Digital chromoendoscopy
Light absorption and reflection are dependent on mucosal characteristics. Selecting certain wavelengths of reflected light or image processing may therefore contrast neoplastic from nonneoplastic tissue. Resultant images appear in a different color reminiscent of chromoendoscopy, therefore these electronically modified imaging modalities are also called electronic, virtual, or digital chromoendoscopy. Available systems differ in their technology, but result in a similar effect: enhancement of mucosal contrast. NBI filters light before image processing.
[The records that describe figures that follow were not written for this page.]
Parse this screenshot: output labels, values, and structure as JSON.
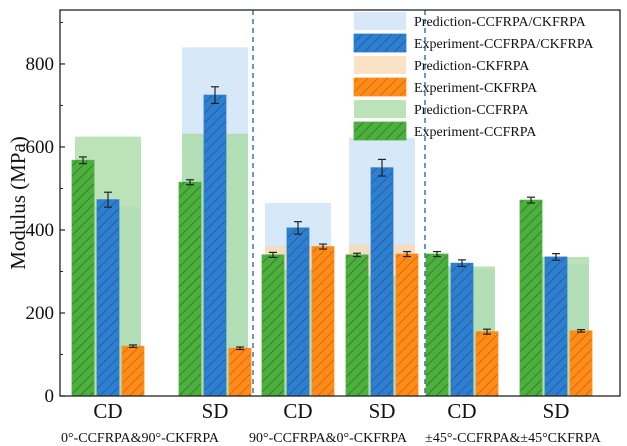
{
  "chart_data": {
    "type": "bar",
    "ylabel": "Modulus (MPa)",
    "ylim": [
      0,
      930
    ],
    "yticks": [
      0,
      200,
      400,
      600,
      800
    ],
    "groups": [
      {
        "label": "0°-CCFRPA&90°-CKFRPA",
        "categories": [
          "CD",
          "SD"
        ]
      },
      {
        "label": "90°-CCFRPA&0°-CKFRPA",
        "categories": [
          "CD",
          "SD"
        ]
      },
      {
        "label": "±45°-CCFRPA&±45°CKFRPA",
        "categories": [
          "CD",
          "SD"
        ]
      }
    ],
    "categories": [
      "CD",
      "SD",
      "CD",
      "SD",
      "CD",
      "SD"
    ],
    "series": [
      {
        "name": "Prediction-CCFRPA/CKFRPA",
        "kind": "prediction",
        "color": "#c9e2f6",
        "values": [
          455,
          840,
          465,
          622,
          305,
          318
        ]
      },
      {
        "name": "Experiment-CCFRPA/CKFRPA",
        "kind": "experiment",
        "color": "#2f7fd0",
        "values": [
          473,
          725,
          405,
          550,
          320,
          335
        ],
        "errors": [
          18,
          20,
          15,
          20,
          8,
          8
        ]
      },
      {
        "name": "Prediction-CKFRPA",
        "kind": "prediction",
        "color": "#f8d8b0",
        "values": [
          108,
          108,
          362,
          365,
          148,
          150
        ]
      },
      {
        "name": "Experiment-CKFRPA",
        "kind": "experiment",
        "color": "#ff8c1a",
        "values": [
          120,
          115,
          360,
          342,
          155,
          157
        ],
        "errors": [
          3,
          3,
          6,
          6,
          6,
          3
        ]
      },
      {
        "name": "Prediction-CCFRPA",
        "kind": "prediction",
        "color": "#a6d9a0",
        "values": [
          625,
          632,
          305,
          290,
          312,
          335
        ]
      },
      {
        "name": "Experiment-CCFRPA",
        "kind": "experiment",
        "color": "#4caf3e",
        "values": [
          568,
          515,
          340,
          340,
          342,
          472
        ],
        "errors": [
          8,
          6,
          6,
          4,
          6,
          7
        ]
      }
    ],
    "legend_position": "top-right",
    "grid": false
  }
}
In contrast, FICE and i-Scan manipulate light using postprocessing computer algorithms.
NBI
Conventional WL endoscopy uses the entire spectrum of visible light (400–700 nm) and allows viewing of mucosa in its natural color. NBI (Olympus) uses a light filter to achieve an increased proportion of blue light (that allows its passage) and a decreased proportion of red light (that does not allow its passage) ( Fig. 2 ). Therefore, it narrows standard WL to a bandwidth of blue light (390–445 nm) and green light (530–550 nm). This narrowed band spectrum corresponds to the main peaks on the absorption spectrum of hemoglobin; it is preferentially absorbed by hemoglobin and appears dark (not reflected), thus enhancing tissue microvasculature from its surrounding. In addition, the shorter wavelength of blue light has a more shallow tissue penetration than the longer wavelength of red light. Therefore, NBI enhances structures in the surface, especially those with hemoglobin content. Because adenomas have an increased vascular density and abnormal vascular pattern, NBI should help to improve detection of adenomatous polyps.